As of 2019, the word e-manufacturing is used. Nobody ever thought that India could be a net exporter of cell phones, but they foresaw it, and today we are a net exporter of cell phones. Defense and railroads are government-supported manufactured goods. We are trying to create a moat by putting import duties and incentivizing them with PLI schemes. But the real test of the pudding would be when we exported to the world. In what manufacturing categories do you think we can be the factory of the world?

We have a very big opportunity because we have land, labor, energy, technical skills, a caring government, entrepreneurs, and except in the electronics space where we haven't created an ecosystem yet and we're essentially assemblers now. But in addition, our ecosystem is also quite developed, be it textiles, engineering products, chemicals or pharmaceuticals. In cars, see what Mr. Bhargava said recently. He said that a new factory will be dedicated to export.

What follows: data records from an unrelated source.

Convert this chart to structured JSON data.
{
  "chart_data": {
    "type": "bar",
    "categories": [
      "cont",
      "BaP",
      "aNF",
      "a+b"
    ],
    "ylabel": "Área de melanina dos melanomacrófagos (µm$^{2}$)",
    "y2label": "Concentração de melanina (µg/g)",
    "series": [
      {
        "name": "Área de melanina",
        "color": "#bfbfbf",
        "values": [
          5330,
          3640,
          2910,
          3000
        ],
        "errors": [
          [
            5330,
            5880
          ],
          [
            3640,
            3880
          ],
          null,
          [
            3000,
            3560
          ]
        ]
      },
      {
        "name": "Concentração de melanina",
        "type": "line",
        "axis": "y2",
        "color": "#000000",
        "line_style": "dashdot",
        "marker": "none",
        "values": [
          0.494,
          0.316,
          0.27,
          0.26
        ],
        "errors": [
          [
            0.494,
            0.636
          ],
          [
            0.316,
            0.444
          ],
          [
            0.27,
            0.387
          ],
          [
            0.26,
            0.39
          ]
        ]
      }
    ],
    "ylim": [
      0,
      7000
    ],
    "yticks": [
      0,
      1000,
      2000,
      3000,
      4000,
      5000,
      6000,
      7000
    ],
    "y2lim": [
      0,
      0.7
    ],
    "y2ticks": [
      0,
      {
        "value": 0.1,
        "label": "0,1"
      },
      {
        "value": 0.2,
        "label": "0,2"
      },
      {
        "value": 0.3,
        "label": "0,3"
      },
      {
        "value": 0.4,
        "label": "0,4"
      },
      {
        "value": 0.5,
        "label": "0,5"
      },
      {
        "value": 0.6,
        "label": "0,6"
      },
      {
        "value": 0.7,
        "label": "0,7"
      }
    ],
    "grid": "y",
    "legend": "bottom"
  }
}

We've been pretty good on two wheels. So in all areas of manufacturing in general, except electronics, we have reasonable capabilities and we should do pretty well and we're moving in that direction. In electronics, we need government support because we don't have scale, we don't have experience, and we don't have an ecosystem. Now, we are starting with the final product. We assemble the parts.

We will gradually work backwards as more and more capital enters this space, whether driven by local entrepreneurs or global companies. And the government is also very interested in developing that ecosystem, but I think outside of that space, we're doing reasonably well today. And in this area we have a lot of work to do.

Let me try to break your thoughts into categories. cyclical, structural and value. I think banks would qualify as a structural part of your portfolio. You've always had banks. Let's understand the circular part. Prashant Jain is known to buy fashion stocks. He didn't shy away from buying declining computer products or pharmaceuticals when they were out of fashion. What is the bet of the cycle in your portfolio and where do you think this opportunity is?
This is a unique market, and in my career spanning more than three decades, there have been a few sectors or others that have consistently offered good value and where money can be made not just through growth, but through numerous emerging businesses.